The safe practice: for real-time CAPI mirroring, send the server-side event with the same ConversionTime as the client-side firing. For offline import of closed-revenue, use the goal’s “One per user” setting and a distinct ConversionName (e.g., Lead - Closed) so closed-revenue imports don’t conflict with the original Lead goal.
Testing and validation
Section titled “Testing and validation”Offline import:
- Upload a small test CSV (5–10 rows).
- Microsoft Ads → Tools → Import → Import History shows the result within ~3 hours.
- Check the target UET goal’s reporting for the imported conversions.
Real-time CAPI:
- sGTM Preview mode shows the HTTP response.
- Microsoft Ads UI → Tools → UET Tags → your goal shows a source breakdown of “Tag” vs. “API” within ~15 minutes.
Common mistakes
Section titled “Common mistakes”ConversionName mismatch
Section titled “ConversionName mismatch”If you type Purchases in your template but the goal is named Purchase, every event is silently dropped. Microsoft returns HTTP 200 and then the event has nowhere to go. Always copy-paste the name directly from Ads Manager.
Timezone-naive ConversionTime
Section titled “Timezone-naive ConversionTime”Microsoft’s API prefers UTC timestamps with a Z suffix or an explicit offset. A bare 2026-04-20 12:34:56 is ambiguous and can be interpreted in the ad account’s display timezone, shifting the conversion by several hours and pushing it outside the click window.
Trying to send to a goal not marked API-eligible
Section titled “Trying to send to a goal not marked API-eligible”Not every UET goal accepts API events. In the goal settings there is a checkbox for “Include in Conversions.” If it is off, server-side events against that goal are silently dropped.

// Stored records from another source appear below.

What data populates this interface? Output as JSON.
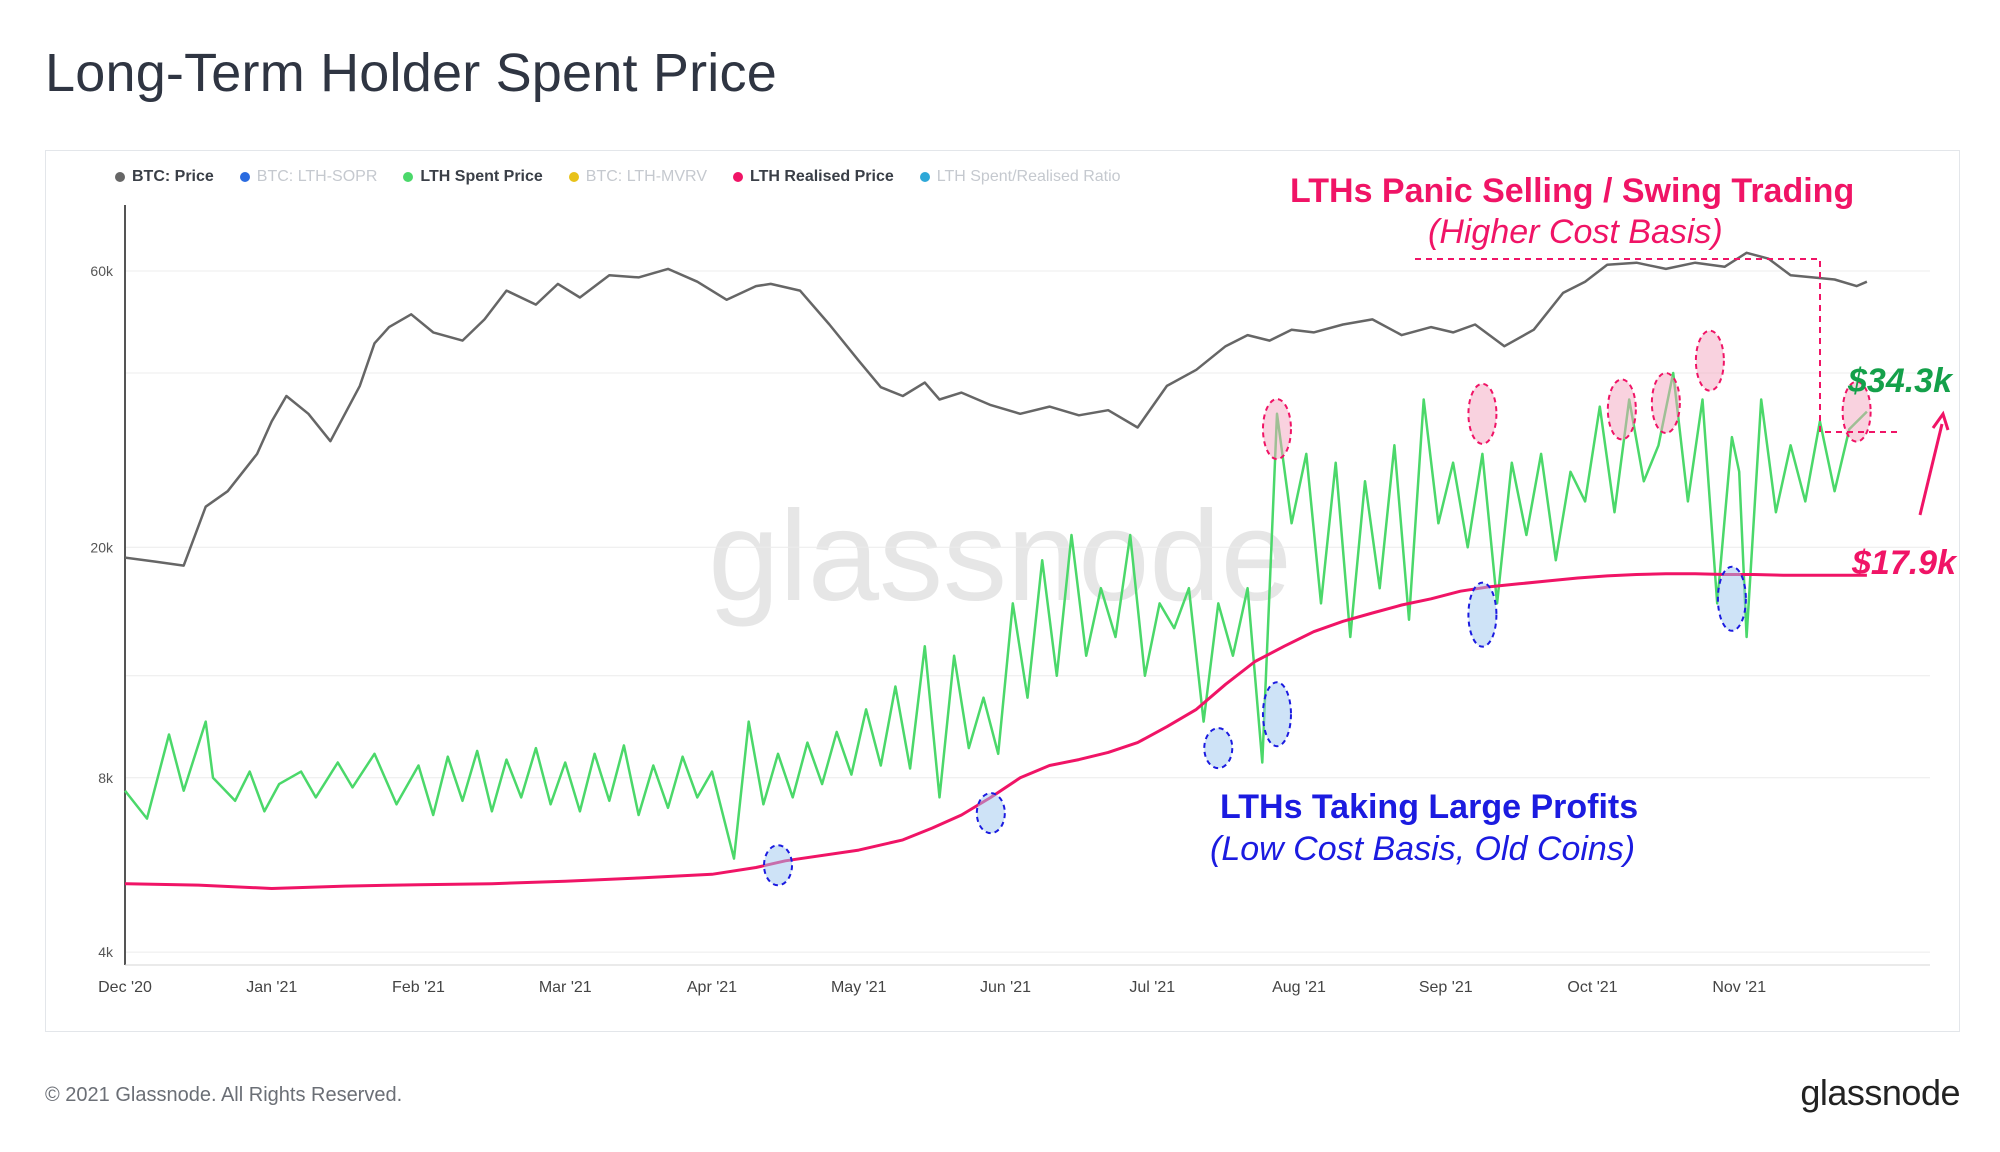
{
  "title": "Long-Term Holder Spent Price",
  "footer": {
    "copyright": "© 2021 Glassnode. All Rights Reserved.",
    "logo": "glassnode"
  },
  "watermark": "glassnode",
  "legend": [
    {
      "label": "BTC: Price",
      "color": "#666666",
      "enabled": true
    },
    {
      "label": "BTC: LTH-SOPR",
      "color": "#2a6be0",
      "enabled": false
    },
    {
      "label": "LTH Spent Price",
      "color": "#4bd86a",
      "enabled": true
    },
    {
      "label": "BTC: LTH-MVRV",
      "color": "#e8c21a",
      "enabled": false
    },
    {
      "label": "LTH Realised Price",
      "color": "#f01466",
      "enabled": true
    },
    {
      "label": "LTH Spent/Realised Ratio",
      "color": "#2ea8d8",
      "enabled": false
    }
  ],
  "annotations": {
    "panic_title": "LTHs Panic Selling / Swing Trading",
    "panic_sub": "(Higher Cost Basis)",
    "profit_title": "LTHs Taking Large Profits",
    "profit_sub": "(Low Cost Basis, Old Coins)",
    "spent_value": "$34.3k",
    "realised_value": "$17.9k"
  },
  "chart_data": {
    "type": "line",
    "yscale": "log",
    "ylim": [
      3800,
      78000
    ],
    "yticks": [
      {
        "value": 4000,
        "label": "4k"
      },
      {
        "value": 8000,
        "label": "8k"
      },
      {
        "value": 20000,
        "label": "20k"
      },
      {
        "value": 60000,
        "label": "60k"
      }
    ],
    "xlim": [
      0,
      12.3
    ],
    "xticks": [
      {
        "value": 0,
        "label": "Dec '20"
      },
      {
        "value": 1,
        "label": "Jan '21"
      },
      {
        "value": 2,
        "label": "Feb '21"
      },
      {
        "value": 3,
        "label": "Mar '21"
      },
      {
        "value": 4,
        "label": "Apr '21"
      },
      {
        "value": 5,
        "label": "May '21"
      },
      {
        "value": 6,
        "label": "Jun '21"
      },
      {
        "value": 7,
        "label": "Jul '21"
      },
      {
        "value": 8,
        "label": "Aug '21"
      },
      {
        "value": 9,
        "label": "Sep '21"
      },
      {
        "value": 10,
        "label": "Oct '21"
      },
      {
        "value": 11,
        "label": "Nov '21"
      }
    ],
    "series": [
      {
        "name": "BTC: Price",
        "color": "#666666",
        "x": [
          0,
          0.2,
          0.4,
          0.55,
          0.7,
          0.9,
          1.0,
          1.1,
          1.25,
          1.4,
          1.6,
          1.7,
          1.8,
          1.95,
          2.1,
          2.3,
          2.45,
          2.6,
          2.8,
          2.95,
          3.1,
          3.3,
          3.5,
          3.7,
          3.9,
          4.1,
          4.3,
          4.4,
          4.6,
          4.8,
          5.0,
          5.15,
          5.3,
          5.45,
          5.55,
          5.7,
          5.9,
          6.1,
          6.3,
          6.5,
          6.7,
          6.9,
          7.1,
          7.3,
          7.5,
          7.65,
          7.8,
          7.95,
          8.1,
          8.3,
          8.5,
          8.7,
          8.9,
          9.05,
          9.2,
          9.4,
          9.6,
          9.8,
          9.95,
          10.1,
          10.3,
          10.5,
          10.7,
          10.9,
          11.05,
          11.2,
          11.35,
          11.5,
          11.65,
          11.8,
          11.87
        ],
        "values": [
          19200,
          18900,
          18600,
          23500,
          25000,
          29000,
          33000,
          36500,
          34000,
          30500,
          38000,
          45000,
          48000,
          50500,
          47000,
          45500,
          49500,
          55500,
          52500,
          57000,
          54000,
          59000,
          58500,
          60500,
          57500,
          53500,
          56500,
          57000,
          55500,
          48500,
          42000,
          37800,
          36500,
          38500,
          36000,
          37000,
          35200,
          34000,
          35000,
          33800,
          34500,
          32200,
          38000,
          40500,
          44500,
          46500,
          45500,
          47500,
          47000,
          48500,
          49500,
          46500,
          48000,
          47000,
          48500,
          44500,
          47500,
          55000,
          57500,
          61500,
          62000,
          60500,
          62000,
          61000,
          64500,
          63000,
          59000,
          58500,
          58000,
          56500,
          57500
        ]
      },
      {
        "name": "LTH Spent Price",
        "color": "#4bd86a",
        "x": [
          0,
          0.15,
          0.3,
          0.4,
          0.55,
          0.6,
          0.75,
          0.85,
          0.95,
          1.05,
          1.2,
          1.3,
          1.45,
          1.55,
          1.7,
          1.85,
          2.0,
          2.1,
          2.2,
          2.3,
          2.4,
          2.5,
          2.6,
          2.7,
          2.8,
          2.9,
          3.0,
          3.1,
          3.2,
          3.3,
          3.4,
          3.5,
          3.6,
          3.7,
          3.8,
          3.9,
          4.0,
          4.15,
          4.25,
          4.35,
          4.45,
          4.55,
          4.65,
          4.75,
          4.85,
          4.95,
          5.05,
          5.15,
          5.25,
          5.35,
          5.45,
          5.55,
          5.65,
          5.75,
          5.85,
          5.95,
          6.05,
          6.15,
          6.25,
          6.35,
          6.45,
          6.55,
          6.65,
          6.75,
          6.85,
          6.95,
          7.05,
          7.15,
          7.25,
          7.35,
          7.45,
          7.55,
          7.65,
          7.75,
          7.85,
          7.95,
          8.05,
          8.15,
          8.25,
          8.35,
          8.45,
          8.55,
          8.65,
          8.75,
          8.85,
          8.95,
          9.05,
          9.15,
          9.25,
          9.35,
          9.45,
          9.55,
          9.65,
          9.75,
          9.85,
          9.95,
          10.05,
          10.15,
          10.25,
          10.35,
          10.45,
          10.55,
          10.65,
          10.75,
          10.85,
          10.95,
          11.0,
          11.05,
          11.15,
          11.25,
          11.35,
          11.45,
          11.55,
          11.65,
          11.75,
          11.87
        ],
        "values": [
          7600,
          6800,
          9500,
          7600,
          10000,
          8000,
          7300,
          8200,
          7000,
          7800,
          8200,
          7400,
          8500,
          7700,
          8800,
          7200,
          8400,
          6900,
          8700,
          7300,
          8900,
          7000,
          8600,
          7400,
          9000,
          7200,
          8500,
          7000,
          8800,
          7300,
          9100,
          6900,
          8400,
          7100,
          8700,
          7400,
          8200,
          5800,
          10000,
          7200,
          8800,
          7400,
          9200,
          7800,
          9600,
          8100,
          10500,
          8400,
          11500,
          8300,
          13500,
          7400,
          13000,
          9000,
          11000,
          8800,
          16000,
          11000,
          19000,
          12000,
          21000,
          13000,
          17000,
          14000,
          21000,
          12000,
          16000,
          14500,
          17000,
          10000,
          16000,
          13000,
          17000,
          8500,
          34000,
          22000,
          29000,
          16000,
          28000,
          14000,
          26000,
          17000,
          30000,
          15000,
          36000,
          22000,
          28000,
          20000,
          29000,
          16000,
          28000,
          21000,
          29000,
          19000,
          27000,
          24000,
          35000,
          23000,
          36000,
          26000,
          30000,
          40000,
          24000,
          36000,
          16000,
          31000,
          27000,
          14000,
          36000,
          23000,
          30000,
          24000,
          33000,
          25000,
          32000,
          34300
        ]
      },
      {
        "name": "LTH Realised Price",
        "color": "#f01466",
        "x": [
          0,
          0.5,
          1.0,
          1.5,
          2.0,
          2.5,
          3.0,
          3.5,
          4.0,
          4.3,
          4.5,
          5.0,
          5.3,
          5.5,
          5.7,
          5.9,
          6.1,
          6.3,
          6.5,
          6.7,
          6.9,
          7.1,
          7.3,
          7.5,
          7.7,
          7.9,
          8.1,
          8.3,
          8.5,
          8.7,
          8.9,
          9.1,
          9.3,
          9.5,
          9.7,
          9.9,
          10.1,
          10.3,
          10.5,
          10.7,
          10.9,
          11.1,
          11.3,
          11.5,
          11.7,
          11.87
        ],
        "values": [
          5250,
          5220,
          5150,
          5200,
          5230,
          5250,
          5300,
          5370,
          5450,
          5600,
          5750,
          6000,
          6250,
          6550,
          6900,
          7400,
          8000,
          8400,
          8600,
          8850,
          9200,
          9800,
          10500,
          11600,
          12700,
          13500,
          14300,
          14900,
          15400,
          15900,
          16300,
          16800,
          17100,
          17300,
          17500,
          17700,
          17850,
          17950,
          18000,
          18000,
          17950,
          17950,
          17900,
          17900,
          17900,
          17900
        ]
      }
    ],
    "markers": [
      {
        "kind": "low",
        "x": 4.45,
        "value": 5650
      },
      {
        "kind": "low",
        "x": 5.9,
        "value": 6950
      },
      {
        "kind": "low",
        "x": 7.45,
        "value": 9000
      },
      {
        "kind": "low",
        "x": 7.85,
        "value": 10300
      },
      {
        "kind": "low",
        "x": 9.25,
        "value": 15300
      },
      {
        "kind": "low",
        "x": 10.95,
        "value": 16300
      },
      {
        "kind": "high",
        "x": 7.85,
        "value": 32000
      },
      {
        "kind": "high",
        "x": 9.25,
        "value": 34000
      },
      {
        "kind": "high",
        "x": 10.2,
        "value": 34600
      },
      {
        "kind": "high",
        "x": 10.5,
        "value": 35500
      },
      {
        "kind": "high",
        "x": 10.8,
        "value": 42000
      },
      {
        "kind": "high",
        "x": 11.8,
        "value": 34300
      }
    ]
  }
}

Check this after creating a new goal.
Running offline import against a goal that the UET tag also fires
Section titled “Running offline import against a goal that the UET tag also fires”If the UET tag fires Purchase and you also import Purchase rows from your CRM for the same orders, you double-count. Either use distinct goal names for offline (Purchase - CRM) or rely on MSCLKID dedup within the same goal.